La longevidad no es un rasgo de la familia. No le queda ninguno de sus ocho hermanos. Su padre murió con 80 años y su hijo menor a los 40, fulminado de un aneurisma. Le sobrevive otro hijo de 81 años, que admite sin reparos que su anciano padre está mucho mejor que él. Le encanta ser «oficialmente asombroso» y se enorgullece con satisfacción de los reconocimientos que cuelga humildemente en la pared de su esquina en Fantastic Cuts, a donde día sí, día no llega un periodista, un senador o una personalidad a presentarle sus respetos y ver de primera mano este milagro de la naturaleza. De entre todas las cartas que atesora destaca especialmente la de Barack y Michelle Obama. «Un buen presidente, no como este», puntualiza torciendo el gesto. «Tu historia es parte integral del tejido de nuestra nación y durante más de un siglo has sido testigo del tremendo progreso que es posible en la búsqueda de un mañana más luminoso», dice el texto.

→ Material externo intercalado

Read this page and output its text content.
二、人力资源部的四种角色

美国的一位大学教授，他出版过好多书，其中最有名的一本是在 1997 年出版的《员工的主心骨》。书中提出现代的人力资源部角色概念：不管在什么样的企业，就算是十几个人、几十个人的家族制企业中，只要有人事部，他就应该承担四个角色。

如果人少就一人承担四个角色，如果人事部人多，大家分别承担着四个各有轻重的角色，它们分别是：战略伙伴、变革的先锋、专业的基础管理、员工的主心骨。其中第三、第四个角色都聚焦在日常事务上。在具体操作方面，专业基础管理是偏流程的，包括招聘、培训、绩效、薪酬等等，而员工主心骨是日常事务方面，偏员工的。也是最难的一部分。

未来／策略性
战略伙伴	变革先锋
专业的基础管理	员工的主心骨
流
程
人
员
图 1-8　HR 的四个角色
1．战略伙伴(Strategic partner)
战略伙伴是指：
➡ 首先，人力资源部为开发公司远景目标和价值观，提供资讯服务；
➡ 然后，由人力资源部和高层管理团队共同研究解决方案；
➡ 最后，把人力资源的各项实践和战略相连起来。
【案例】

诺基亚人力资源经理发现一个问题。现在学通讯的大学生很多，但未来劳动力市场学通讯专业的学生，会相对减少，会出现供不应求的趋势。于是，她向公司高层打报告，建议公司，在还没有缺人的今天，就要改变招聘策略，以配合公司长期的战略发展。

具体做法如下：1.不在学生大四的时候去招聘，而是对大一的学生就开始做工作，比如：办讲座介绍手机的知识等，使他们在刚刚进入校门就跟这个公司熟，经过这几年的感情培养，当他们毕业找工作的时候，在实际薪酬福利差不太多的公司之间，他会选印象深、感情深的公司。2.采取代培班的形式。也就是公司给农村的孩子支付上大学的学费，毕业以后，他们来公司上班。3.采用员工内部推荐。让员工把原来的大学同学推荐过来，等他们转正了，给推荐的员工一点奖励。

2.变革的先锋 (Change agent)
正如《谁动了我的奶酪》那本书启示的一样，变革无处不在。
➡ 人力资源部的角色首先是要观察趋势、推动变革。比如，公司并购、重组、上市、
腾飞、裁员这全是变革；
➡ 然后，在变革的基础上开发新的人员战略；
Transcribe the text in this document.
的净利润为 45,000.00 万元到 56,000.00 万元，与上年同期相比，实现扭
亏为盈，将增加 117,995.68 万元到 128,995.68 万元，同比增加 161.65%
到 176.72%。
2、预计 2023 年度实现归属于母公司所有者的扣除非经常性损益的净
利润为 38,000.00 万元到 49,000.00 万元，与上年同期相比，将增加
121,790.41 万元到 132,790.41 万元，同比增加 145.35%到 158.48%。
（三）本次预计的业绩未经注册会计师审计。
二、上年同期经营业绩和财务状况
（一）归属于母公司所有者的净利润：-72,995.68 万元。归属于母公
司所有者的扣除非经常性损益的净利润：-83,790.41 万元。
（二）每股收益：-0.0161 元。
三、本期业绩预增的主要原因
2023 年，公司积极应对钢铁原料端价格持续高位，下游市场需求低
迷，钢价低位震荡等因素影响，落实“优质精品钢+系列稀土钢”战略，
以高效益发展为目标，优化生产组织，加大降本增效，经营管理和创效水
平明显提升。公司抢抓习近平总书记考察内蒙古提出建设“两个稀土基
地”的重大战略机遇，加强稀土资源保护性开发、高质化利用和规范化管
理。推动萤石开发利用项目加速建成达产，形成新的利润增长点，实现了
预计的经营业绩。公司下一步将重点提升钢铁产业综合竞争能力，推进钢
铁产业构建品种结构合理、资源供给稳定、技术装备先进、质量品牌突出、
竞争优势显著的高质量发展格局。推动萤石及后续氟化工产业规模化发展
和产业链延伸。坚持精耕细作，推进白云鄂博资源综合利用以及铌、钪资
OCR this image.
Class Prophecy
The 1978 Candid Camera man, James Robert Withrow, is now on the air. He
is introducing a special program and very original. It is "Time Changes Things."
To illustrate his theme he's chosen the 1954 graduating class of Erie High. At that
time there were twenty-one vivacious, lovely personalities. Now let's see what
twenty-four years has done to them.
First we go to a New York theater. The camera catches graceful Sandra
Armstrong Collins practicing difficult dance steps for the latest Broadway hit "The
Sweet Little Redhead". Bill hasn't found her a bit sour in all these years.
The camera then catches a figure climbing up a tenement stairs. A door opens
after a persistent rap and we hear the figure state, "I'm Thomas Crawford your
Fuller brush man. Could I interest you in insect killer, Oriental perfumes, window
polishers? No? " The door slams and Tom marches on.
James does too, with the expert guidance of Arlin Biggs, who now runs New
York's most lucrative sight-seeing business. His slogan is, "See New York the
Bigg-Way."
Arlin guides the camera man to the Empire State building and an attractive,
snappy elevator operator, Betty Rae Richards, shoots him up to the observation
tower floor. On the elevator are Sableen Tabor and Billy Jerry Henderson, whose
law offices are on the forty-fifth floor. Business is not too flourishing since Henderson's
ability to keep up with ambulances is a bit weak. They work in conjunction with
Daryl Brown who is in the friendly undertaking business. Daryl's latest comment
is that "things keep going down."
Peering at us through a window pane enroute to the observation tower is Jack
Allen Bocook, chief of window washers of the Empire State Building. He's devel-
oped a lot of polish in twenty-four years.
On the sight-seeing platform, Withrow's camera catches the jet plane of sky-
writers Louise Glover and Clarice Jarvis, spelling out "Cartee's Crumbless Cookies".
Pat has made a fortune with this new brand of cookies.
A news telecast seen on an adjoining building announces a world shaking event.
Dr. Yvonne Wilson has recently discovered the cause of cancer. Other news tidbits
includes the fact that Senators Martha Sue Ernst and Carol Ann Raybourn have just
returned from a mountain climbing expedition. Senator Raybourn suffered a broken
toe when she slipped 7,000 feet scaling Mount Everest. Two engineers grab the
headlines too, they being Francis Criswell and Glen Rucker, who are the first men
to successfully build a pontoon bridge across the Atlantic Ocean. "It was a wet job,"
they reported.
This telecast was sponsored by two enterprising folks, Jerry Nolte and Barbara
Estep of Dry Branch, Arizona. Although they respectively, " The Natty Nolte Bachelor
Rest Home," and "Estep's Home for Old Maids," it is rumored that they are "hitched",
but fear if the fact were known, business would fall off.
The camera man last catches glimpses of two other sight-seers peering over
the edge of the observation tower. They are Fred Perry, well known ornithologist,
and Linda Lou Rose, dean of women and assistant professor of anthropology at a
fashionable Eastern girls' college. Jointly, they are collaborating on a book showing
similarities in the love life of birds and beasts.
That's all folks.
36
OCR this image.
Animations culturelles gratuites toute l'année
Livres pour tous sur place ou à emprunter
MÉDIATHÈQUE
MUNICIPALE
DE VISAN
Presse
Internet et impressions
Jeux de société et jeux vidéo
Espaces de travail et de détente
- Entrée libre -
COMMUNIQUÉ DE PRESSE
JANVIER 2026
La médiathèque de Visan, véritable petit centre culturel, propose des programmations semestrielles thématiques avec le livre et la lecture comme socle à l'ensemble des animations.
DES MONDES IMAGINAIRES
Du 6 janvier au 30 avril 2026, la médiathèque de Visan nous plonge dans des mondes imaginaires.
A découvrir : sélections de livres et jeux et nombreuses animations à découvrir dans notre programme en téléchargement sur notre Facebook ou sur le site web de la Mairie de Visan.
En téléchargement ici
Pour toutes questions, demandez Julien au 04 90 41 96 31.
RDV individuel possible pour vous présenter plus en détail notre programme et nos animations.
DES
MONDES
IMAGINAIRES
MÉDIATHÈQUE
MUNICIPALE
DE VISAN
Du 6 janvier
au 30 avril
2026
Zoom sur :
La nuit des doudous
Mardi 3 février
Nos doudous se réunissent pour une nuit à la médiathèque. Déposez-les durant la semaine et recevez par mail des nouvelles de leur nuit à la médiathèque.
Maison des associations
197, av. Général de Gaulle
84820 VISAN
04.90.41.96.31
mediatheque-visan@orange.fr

«Cada mañana abro los ojos y me digo: 'hoy voy a vivir un día más', y doy gracias por ello»

Anthony puede comparar más de un siglo de presidentes y se queda con Obama y Roosevelt, que «se preocupaba mucho por el pueblo, pese a estar en una silla de ruedas. Gracias a él tenemos seguridad social». A Trump no le gustaría oír eso pero a él no le importa, «está destruyendo el país».

Sin faltar un día

A quien aspire a seguir sus pasos le ofrece un consejo: «Sigue trabajando». Él lo hace sin descanso 40 horas a la semana, «porque me gusta». Le hace feliz tratar con los clientes y rodearse de buena gente, un ingrediente clave en la receta de vida eterna que parece haber descubierto sin proponérselo. Otro muy común entre los centenarios es llevarse bien con todo el mundo. Cuando el barrio donde tenía su negocio empezó a agriarse y entraron por la puerta yonquis e individuos poco recomendables lo vendió y empezó a mandar su currículum a otras peluquerías. En Fantastic Cuts lo descartaron al ver su edad, pero él lo reenvió y les demostró que da más cortes de pelo que cualquier joven que le pongan a su lado, sin chistar ni faltar un día.

El año pasado el calendario quiso que su cumpleaños coincidiese con su día libre, pero Jane Dinezza, la dueña de Fantastic Cuts, insistió en que viniera a trabajar. «Sólo una hora, necesito que vengas una hora a trabajar». No tuvo que explicarle más, porque ya se sabe que a él no le gusta discutir. «Cuando iba llegando vi a tanta gente fuera que pensé que había pasado algo malo», recuerda. Hasta que empezaron a aplaudir y entendió que se trataba de una fiesta sorpresa de cumpleaños. «Me encantan las sorpresas», confiesa con un brillo en los ojos. Y continúan las pistas: Anthony no ha perdido el espíritu de niño.

Tampoco el sentido de la responsabilidad. Mientras chasquea con destreza las tijeras responde con monosílabos aislados, salvo que el que pregunte sea el cliente. Quien esté sentado en su silla es el dueño de su atención. Vive cada día como un regalo. «Cuando abro los ojos y miro a mi alrededor me digo 'hoy voy a vivir un día más', y doy gracias por ello». Uno tras otro, ya sólo le faltan dos semanas para cumplirá los 108. «¿Y qué piensa hacer?», se le pregunta. «Pues no sé, me gustan las sorpresas».